Getting Started with Your Code Contribution

  1. Fork the repository and clone it to your local machine.
    The clone must be done in the Plugins folder of an Unreal Engine project.
    You'll have to regenerate the Visual Studio project file.

  2. Choose the correct base branch for your change (see the table above).

  3. Create your new branch with a descriptive name, like fix/issue-123-bug or feat/add-utility-nodes.

    git fetch origin
    git checkout origin/minor -b feat/add-utility-nodes

Making Your Changes

  • Write Atomic Commits: Each commit should represent a single, focused, logical change.
  • Keep Your Branch Small: Short-lived, focused branches are easier to review and less likely to cause merge conflicts.
  • Test Your Changes: Make sure your changes leave the test suite green.
    You can run the Procedural Dungeon test suite in Tools -> Test Automation (after enabling the Functional Testing Editor plugin).
    It is strongly advised to add unit tests for your changes if suitable.

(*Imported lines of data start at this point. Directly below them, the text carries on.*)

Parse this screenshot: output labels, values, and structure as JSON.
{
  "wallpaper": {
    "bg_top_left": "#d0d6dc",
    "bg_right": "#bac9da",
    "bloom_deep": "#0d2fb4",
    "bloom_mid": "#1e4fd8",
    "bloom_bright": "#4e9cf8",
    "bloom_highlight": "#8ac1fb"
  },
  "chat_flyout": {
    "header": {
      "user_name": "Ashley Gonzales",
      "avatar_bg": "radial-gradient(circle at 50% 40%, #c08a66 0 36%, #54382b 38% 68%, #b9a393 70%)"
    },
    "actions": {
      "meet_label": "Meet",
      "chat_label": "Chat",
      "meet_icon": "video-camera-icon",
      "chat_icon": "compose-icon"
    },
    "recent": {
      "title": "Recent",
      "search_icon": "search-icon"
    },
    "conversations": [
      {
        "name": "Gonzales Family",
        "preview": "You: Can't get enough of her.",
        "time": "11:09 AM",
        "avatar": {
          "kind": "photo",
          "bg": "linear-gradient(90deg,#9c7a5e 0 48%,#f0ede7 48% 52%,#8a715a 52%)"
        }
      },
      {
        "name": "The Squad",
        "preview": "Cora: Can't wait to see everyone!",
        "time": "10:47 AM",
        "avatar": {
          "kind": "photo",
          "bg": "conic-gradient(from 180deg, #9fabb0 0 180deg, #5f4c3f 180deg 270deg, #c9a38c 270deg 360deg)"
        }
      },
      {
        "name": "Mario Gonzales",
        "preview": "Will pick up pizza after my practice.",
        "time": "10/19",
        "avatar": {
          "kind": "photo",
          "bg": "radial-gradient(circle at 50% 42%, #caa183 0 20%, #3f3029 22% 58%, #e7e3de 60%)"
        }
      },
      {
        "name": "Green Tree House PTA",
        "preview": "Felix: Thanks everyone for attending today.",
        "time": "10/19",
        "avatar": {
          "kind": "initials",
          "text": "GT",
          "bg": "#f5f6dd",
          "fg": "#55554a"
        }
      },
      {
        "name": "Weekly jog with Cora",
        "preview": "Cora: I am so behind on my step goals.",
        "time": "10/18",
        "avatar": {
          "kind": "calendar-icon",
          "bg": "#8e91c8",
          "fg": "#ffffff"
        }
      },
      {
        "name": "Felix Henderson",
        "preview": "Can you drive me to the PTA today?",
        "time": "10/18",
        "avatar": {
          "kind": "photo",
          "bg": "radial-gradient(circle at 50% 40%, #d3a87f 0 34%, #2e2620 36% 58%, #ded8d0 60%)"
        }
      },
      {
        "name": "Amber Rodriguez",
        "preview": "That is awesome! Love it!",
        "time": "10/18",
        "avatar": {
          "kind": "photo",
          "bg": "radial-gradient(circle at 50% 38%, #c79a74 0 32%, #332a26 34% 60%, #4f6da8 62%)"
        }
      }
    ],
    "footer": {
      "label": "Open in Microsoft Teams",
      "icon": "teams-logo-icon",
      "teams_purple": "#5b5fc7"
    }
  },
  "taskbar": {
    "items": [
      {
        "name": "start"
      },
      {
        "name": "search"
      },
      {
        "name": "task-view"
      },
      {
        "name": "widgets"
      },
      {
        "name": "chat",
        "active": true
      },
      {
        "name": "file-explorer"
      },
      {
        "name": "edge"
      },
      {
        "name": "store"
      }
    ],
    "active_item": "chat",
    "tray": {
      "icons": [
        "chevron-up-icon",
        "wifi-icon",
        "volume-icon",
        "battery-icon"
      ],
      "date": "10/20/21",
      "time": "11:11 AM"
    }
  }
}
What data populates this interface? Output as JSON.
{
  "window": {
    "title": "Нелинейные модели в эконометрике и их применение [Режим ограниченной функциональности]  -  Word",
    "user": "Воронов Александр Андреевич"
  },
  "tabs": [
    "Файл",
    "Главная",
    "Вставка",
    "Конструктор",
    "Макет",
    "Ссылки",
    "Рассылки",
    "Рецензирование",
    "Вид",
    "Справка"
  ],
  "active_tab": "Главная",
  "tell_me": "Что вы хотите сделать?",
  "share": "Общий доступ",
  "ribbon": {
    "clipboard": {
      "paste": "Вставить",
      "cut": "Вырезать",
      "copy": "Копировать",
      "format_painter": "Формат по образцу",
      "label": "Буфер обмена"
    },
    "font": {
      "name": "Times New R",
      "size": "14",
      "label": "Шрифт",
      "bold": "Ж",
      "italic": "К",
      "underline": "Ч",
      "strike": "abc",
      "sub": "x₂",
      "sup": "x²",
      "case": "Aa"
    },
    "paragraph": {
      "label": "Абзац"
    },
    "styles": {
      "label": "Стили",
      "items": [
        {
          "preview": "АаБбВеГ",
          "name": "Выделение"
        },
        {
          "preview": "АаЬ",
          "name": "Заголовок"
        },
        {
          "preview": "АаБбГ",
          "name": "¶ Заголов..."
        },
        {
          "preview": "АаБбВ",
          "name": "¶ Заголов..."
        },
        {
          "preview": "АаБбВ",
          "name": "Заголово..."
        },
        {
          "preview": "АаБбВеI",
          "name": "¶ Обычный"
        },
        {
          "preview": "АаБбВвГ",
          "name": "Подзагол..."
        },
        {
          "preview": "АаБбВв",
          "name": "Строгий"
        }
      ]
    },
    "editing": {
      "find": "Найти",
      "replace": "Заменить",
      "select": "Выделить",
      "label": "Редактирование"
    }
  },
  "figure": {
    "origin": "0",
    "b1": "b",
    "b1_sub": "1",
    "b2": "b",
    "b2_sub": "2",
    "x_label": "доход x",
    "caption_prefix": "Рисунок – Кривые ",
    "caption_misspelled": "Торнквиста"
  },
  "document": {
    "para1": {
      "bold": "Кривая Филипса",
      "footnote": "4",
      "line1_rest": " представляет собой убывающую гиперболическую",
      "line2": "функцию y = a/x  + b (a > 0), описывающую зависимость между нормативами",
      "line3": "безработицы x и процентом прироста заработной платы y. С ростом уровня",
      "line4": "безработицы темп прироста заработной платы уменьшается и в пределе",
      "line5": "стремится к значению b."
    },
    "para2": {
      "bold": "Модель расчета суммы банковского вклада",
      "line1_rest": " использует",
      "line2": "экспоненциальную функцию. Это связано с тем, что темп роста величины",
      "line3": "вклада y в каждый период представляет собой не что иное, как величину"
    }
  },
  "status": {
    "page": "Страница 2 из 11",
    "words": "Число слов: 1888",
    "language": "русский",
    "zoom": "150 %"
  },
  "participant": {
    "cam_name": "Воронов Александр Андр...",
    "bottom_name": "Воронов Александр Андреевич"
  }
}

Submitting a Pull Request (PR)

  1. Rebase Your Branch: Before opening a PR, rebase your feature branch onto the latest commit of its base branch to integrate upstream changes. This keeps the history linear.

    git fetch origin
    git rebase origin/minor
  2. Tidy Your Commit History: Use an interactive rebase to squash or reorganize your commits. This is a critical step to ensure each commit is atomic and meaningful before it is merged.

    git rebase -i origin/minor
    # Follow the interactive prompts to reorder, squash, or fixup commits
  3. Push and Open the PR: Once your history is clean, force-push your changes on your fork and open a PR against the same base branch you used locally.

    git push --force-with-lease
  4. Complete the PR Description: In the PR description, please state the purpose of your changes and their SemVer impact. If it's a major change, include any necessary migration notes for users.

  5. Sign the CLA: Once submitted, a Contributor License Agreement (CLA) will be presented to you. You must sign it in order for your PR to be reviewed.

  6. Code Review: Your PR needs code review approval by at least one maintainer before it can be merged.

  7. Update your PR: Please address any requested changes and update your branch history as needed.

Releasing and master

Releases are handled by maintainers. The appropriate base branches are merged into master (in a controlled order), and the releases are tagged with vX.Y.Z on master.

Hotfixes, Backports, and Good Practices

This section contains important information for maintainers and advanced contributors.

  • Urgent fixes should be applied to the fixes branch. These changes can then be cherry-picked or re-applied to the minor and major branches as needed.
  • Keep branches small and focused to reduce merge conflicts.
  • Use feature flags for long-lived or partially complete features.
  • Protect base branches with branch protection rules to enforce passing CI checks and at least one code review.

Support

If you're unsure which base branch to use, or if you have any questions about the workflow, please don't hesitate to open an issue or ask the maintainers on our Discord server.